The findings of the present study could be useful in the study of male fertility. Evaluating liver health is not a traditional approach in the management of patients presenting with fertility problems. Nevertheless, the first strategies recommended for improving fertility correctly include measures that reduce NAFLD symptoms. Weight reduction through diet and exercise and the taking supplements, such as glutathione, omega-3, selenium, and zinc, are supported in the medical literature and have positive effects on male fertility (Yao & Mills, 2016), as well as on NAFLD (Cave et al., 2007; Guo, Liong, So, Fung, & Tipoe, 2015; de Castro & Calder, 2017; Chen et al., 2013; Trappoliere et al., 2005). Some experimental therapies that have been independently tested for NAFLD (Wong et al., 2016) or fertility have also reported improvement benefits for both pathologies. These include vitamin E (Salas-Huetos, Bulló, & Salas-Salvadó, 2016) pioglitazone (Meneses et al., 2016), and pentoxifylline (Feyli, Ghanbari, & Keshtmand, 2017) therapies, but their results are still limited. New preventive and therapeutic perspectives in relation to fertility could involve strategies used in the approach to NAFLD, and vice versa. At this point, it is important to take into consideration that the degree of germinal epithelial loss that could be associated with clinical infertility remains unknown. Studies that associate testicular morphological variables with the fertility of individuals are limited, even in animal models. A previous report in rats in which dipentyl phthalate (toxic substance for the germinal epithelium) was administrated showed that it is required >50% of the seminiferous tubules are degenerated to cause a significant loss of fertility (reduction in pregnancies in their partners) compared to a control group (Lindström, Harris, Ross, Lamb, & Chapin, 1988). The degeneration of 20%–50% of the seminiferous tubules did not reduce the ability of the animals to generate pregnancies in their partners (Lindström et al., 1988). We believe that very important germinal epithelial losses are required to generate affectations in male fertility, without being able to determine a loss percentage associated with such affectation. Undoubtedly, further studies are required to generate more data about these observations, as well as assessing its clinical implications in patients.
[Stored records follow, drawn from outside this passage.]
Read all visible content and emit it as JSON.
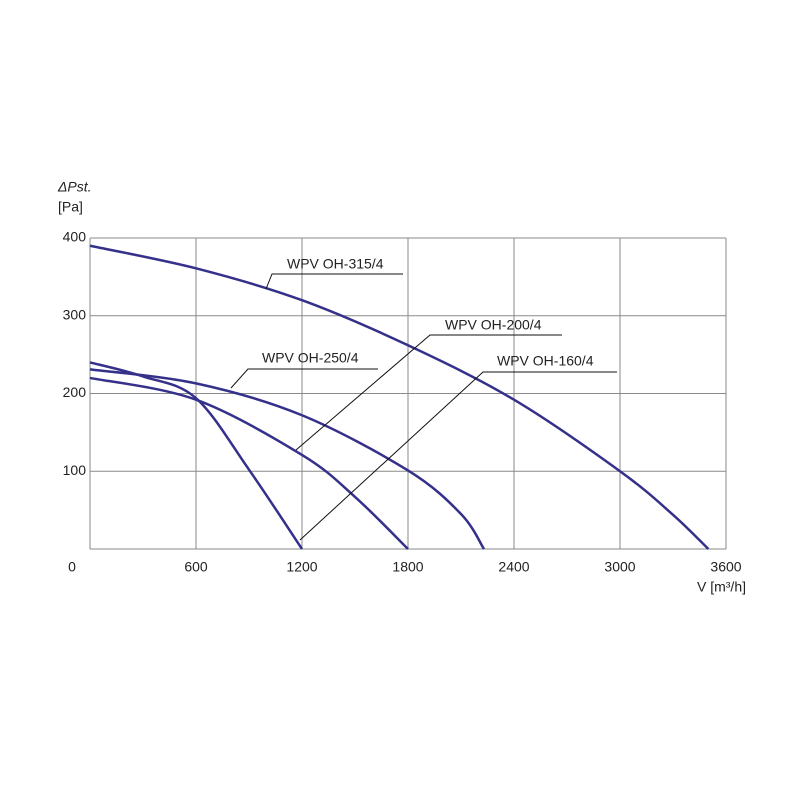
{
  "chart_data": {
    "type": "line",
    "y_label_1": "ΔPst.",
    "y_label_2": "[Pa]",
    "x_label": "V [m³/h]",
    "xlim": [
      0,
      3600
    ],
    "xticks": [
      0,
      600,
      1200,
      1800,
      2400,
      3000,
      3600
    ],
    "ylim": [
      0,
      400
    ],
    "yticks": [
      100,
      200,
      300,
      400
    ],
    "grid": true,
    "series": [
      {
        "name": "WPV OH-315/4",
        "color": "#35308a",
        "x": [
          0,
          600,
          1200,
          1800,
          2400,
          3000,
          3300,
          3500
        ],
        "values": [
          390,
          361,
          320,
          262,
          192,
          100,
          44,
          0
        ]
      },
      {
        "name": "WPV OH-250/4",
        "color": "#35308a",
        "x": [
          0,
          600,
          1200,
          1800,
          2100,
          2230
        ],
        "values": [
          231,
          213,
          172,
          101,
          45,
          0
        ]
      },
      {
        "name": "WPV OH-200/4",
        "color": "#35308a",
        "x": [
          0,
          600,
          1200,
          1500,
          1800
        ],
        "values": [
          220,
          192,
          121,
          67,
          0
        ]
      },
      {
        "name": "WPV OH-160/4",
        "color": "#35308a",
        "x": [
          0,
          300,
          600,
          900,
          1200
        ],
        "values": [
          240,
          222,
          194,
          102,
          0
        ]
      }
    ]
  }
}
A limitation of the present study was its small sample size, which could be the reason age or MS or its components were not associated with germinal epithelial damage. Damage to the germinal epithelium undoubtedly has a multifactorial origin and it is likely that MS and age participate to some degree in its pathophysiology. Nevertheless, these findings suggest that NAFLD could play an important role, because despite our small sample, it was strongly associated with DGEL in both the human and animal model studies. Future studies are needed to confirm these findings. Another characteristic of the present study was that patients with severe germinal epithelial damage were evaluated and this should be taken into account in future comparisons.

In conclusion, the results presented herein suggest that NAFLD was a strongly associated factor with the severity of germinal epithelial damage. Additionally, the testis was identified as a probable target organ for damage caused by the disease. These findings suggest that NAFLD interferes more with testicular damage than other characteristics, such as diabetes, MS or age >50 years old, therefore, these results could lead for developing new strategies focus on the management of men with fertility problems. Further studies are necessary to confirm these findings.